Approximately six decades after it had gone missing, the Academy of Motion Picture Arts and Sciences will be replacing the Academy Award given to actress Hattie McDaniel for her work in 1939’s Gone With The Wind.
McDaniel’s win for Best Supporting Actress for her role of “Mammy” marked the first time an African-American won an Oscar.It would be another 24 years before another black actor would win an Academy Award – Sidney Poitier for Lilies of the Field. It would be 51 years before Whoopi Goldberg’s win her work on Ghost would mark her as the second African American to win in the Best Supporting Actress category.
Just McDaniel’s nomination for an Academy Awardy was enough to stir controversy over a role that had already been accused of reinforcing a negative stereotype. When she and her escort attended the Academy Awards ceremony on February 29, 1940 at the segregated Coconut Grove at Los Angeles’ Ambassador Hotel, McDaniel and her escort for the evening had to sit at a small table at far wall of the room away from the other attendees. Her white agent, William Meiklejohn, joined her at that table. You can see McDaniel’s acceptance speech in the video below.
Upon her death in 1952, McDaniel willed her Academy Award plaque – Best Supporting Actors and Actresses received plaques and not the traditional Oscar statuette up until 1942 – to Howard University in Washington DC. There the award was on display in the school’s fine-arts building, Childers Hall up to some point in the late 1960s/early 1970s when it disappeared.
The Academy will present the replacement trophy to Howard University’s Chadwick A. Boseman College of Fine Arts on October 1 in a ceremony that will will celebrate McDaniels’ life and legacy and her historic Academy Award win.
As to when exactly McDaniels Academy Award vanished, no one knows.
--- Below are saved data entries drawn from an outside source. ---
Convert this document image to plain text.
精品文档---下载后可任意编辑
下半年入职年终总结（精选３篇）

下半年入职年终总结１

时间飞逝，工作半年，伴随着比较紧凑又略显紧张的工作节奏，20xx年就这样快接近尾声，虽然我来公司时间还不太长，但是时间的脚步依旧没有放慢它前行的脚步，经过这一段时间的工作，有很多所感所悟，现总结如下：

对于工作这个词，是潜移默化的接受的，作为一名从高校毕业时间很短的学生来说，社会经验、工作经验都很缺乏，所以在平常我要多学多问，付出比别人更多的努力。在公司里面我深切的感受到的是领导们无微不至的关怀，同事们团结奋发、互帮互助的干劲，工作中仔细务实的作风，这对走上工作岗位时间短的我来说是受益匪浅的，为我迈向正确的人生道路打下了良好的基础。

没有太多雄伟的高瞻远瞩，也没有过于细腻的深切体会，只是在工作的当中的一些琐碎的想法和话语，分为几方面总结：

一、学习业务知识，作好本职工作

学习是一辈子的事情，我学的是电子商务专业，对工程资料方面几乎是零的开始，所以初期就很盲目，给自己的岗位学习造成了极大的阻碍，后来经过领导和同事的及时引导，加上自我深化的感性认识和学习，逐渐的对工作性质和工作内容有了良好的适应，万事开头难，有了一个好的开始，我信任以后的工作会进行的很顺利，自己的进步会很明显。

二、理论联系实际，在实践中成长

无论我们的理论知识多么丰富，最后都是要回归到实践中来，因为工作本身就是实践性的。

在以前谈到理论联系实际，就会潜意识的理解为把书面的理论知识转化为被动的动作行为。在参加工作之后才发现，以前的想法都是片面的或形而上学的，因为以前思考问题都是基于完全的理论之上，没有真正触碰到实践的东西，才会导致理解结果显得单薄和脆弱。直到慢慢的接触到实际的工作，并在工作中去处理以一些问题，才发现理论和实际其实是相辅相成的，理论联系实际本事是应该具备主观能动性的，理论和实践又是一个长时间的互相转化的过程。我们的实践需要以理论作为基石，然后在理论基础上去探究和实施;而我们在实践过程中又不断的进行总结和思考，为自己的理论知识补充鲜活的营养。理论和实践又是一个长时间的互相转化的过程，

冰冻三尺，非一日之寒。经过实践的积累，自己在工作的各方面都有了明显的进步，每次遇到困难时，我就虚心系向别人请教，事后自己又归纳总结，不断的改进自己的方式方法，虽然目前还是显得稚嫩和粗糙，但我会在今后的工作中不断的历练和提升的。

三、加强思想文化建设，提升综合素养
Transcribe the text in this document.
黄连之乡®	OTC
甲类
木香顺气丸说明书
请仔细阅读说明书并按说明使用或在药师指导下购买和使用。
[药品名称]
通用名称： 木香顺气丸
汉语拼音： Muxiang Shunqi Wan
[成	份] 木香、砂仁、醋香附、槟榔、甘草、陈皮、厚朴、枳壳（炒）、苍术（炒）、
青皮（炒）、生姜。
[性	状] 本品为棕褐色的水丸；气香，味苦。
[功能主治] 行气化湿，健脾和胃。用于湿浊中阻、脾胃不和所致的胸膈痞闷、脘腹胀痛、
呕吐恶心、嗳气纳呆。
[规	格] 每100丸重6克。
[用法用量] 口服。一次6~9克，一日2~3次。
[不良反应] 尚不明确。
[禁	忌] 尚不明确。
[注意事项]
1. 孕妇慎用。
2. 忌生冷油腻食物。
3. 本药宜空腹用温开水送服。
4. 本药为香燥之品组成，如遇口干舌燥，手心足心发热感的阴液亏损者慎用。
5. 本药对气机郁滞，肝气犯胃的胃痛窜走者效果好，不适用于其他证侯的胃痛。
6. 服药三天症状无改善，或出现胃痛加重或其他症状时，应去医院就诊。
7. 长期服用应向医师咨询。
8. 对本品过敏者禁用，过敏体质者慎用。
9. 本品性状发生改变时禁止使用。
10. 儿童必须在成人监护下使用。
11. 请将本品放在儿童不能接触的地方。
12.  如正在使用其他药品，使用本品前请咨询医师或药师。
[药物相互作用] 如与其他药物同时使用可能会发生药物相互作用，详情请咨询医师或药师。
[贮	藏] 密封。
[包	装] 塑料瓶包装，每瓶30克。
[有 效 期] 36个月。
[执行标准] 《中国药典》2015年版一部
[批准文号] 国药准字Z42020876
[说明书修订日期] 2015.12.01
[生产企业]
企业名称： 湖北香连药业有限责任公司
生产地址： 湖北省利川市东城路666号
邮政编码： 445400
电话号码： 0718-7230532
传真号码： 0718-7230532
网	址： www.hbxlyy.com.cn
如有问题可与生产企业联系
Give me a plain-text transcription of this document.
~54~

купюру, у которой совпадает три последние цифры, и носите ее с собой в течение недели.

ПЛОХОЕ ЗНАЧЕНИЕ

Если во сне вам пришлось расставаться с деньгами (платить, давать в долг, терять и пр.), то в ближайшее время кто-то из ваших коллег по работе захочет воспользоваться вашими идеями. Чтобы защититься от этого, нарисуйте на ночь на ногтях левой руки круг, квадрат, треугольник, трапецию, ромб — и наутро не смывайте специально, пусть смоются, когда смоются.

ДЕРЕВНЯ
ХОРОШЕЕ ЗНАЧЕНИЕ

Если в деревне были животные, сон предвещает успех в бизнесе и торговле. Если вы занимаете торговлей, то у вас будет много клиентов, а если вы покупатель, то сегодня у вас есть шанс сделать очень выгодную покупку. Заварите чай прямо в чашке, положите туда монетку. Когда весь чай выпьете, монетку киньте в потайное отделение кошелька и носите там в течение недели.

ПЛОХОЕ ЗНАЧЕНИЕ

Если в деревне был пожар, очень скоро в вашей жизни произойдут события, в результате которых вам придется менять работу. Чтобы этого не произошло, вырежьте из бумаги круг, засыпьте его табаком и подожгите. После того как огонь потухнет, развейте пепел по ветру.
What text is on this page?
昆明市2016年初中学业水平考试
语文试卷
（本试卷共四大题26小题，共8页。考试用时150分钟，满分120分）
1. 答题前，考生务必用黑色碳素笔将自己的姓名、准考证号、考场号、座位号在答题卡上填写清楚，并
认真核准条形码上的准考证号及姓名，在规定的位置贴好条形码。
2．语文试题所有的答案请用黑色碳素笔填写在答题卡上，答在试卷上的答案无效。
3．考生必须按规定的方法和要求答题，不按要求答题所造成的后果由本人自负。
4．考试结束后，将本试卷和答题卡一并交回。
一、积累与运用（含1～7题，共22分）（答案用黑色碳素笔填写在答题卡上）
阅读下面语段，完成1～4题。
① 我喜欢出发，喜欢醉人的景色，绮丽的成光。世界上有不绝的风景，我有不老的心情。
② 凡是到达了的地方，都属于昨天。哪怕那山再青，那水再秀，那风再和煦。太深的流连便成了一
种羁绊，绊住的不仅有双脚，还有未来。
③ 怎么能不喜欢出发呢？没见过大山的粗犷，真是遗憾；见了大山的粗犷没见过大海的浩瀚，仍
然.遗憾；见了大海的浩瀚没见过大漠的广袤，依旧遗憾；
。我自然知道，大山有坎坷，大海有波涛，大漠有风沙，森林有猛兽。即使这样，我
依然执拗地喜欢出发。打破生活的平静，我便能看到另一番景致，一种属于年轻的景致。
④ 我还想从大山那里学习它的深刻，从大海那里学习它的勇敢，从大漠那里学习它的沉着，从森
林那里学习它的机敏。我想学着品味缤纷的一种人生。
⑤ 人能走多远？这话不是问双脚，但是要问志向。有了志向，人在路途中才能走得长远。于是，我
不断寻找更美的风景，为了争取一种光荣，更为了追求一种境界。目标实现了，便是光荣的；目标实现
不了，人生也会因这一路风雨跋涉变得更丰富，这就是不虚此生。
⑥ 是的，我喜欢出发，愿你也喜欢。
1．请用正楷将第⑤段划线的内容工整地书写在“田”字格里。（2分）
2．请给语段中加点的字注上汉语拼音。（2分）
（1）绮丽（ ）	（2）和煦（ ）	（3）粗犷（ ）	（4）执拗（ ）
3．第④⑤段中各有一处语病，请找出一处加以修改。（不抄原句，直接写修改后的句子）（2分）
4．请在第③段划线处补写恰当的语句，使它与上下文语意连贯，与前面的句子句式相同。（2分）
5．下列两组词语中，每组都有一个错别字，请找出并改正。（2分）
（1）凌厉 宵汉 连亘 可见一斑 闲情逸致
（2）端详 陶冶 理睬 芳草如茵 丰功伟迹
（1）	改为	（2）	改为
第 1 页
A 2010 story in the South Florida Times on the award’s disappearance cited a student who recalls seeing it as late as 1968, and suggests that it was lost sometime shortly afterwards. The reasons vary from it being taken by student protesters who only saw McDaniel’s an offensive racial stereotype to it being taken from where it was displayed and hidden to avoid being damaged by student protesters to it being stolen and clandestinely sold to a collector. The story does state that the school had previously approached the Academy for a replacement Award in 2005 only to be rebuffed, being told ““We do not create replacements for heirs or whomever may have come into possession of an award following the winner’s death.” This appears to have been a change in policy sometime after 1988, when the Academy replaced Orson Welles’s missing Best Screenplay Oscar statue for writing Citizen Kane. (It may be possible that the change in policy came about in the years following replacing the Welles Oscar, when the original was rediscovered, setting off a number of legal cases over its ownership.)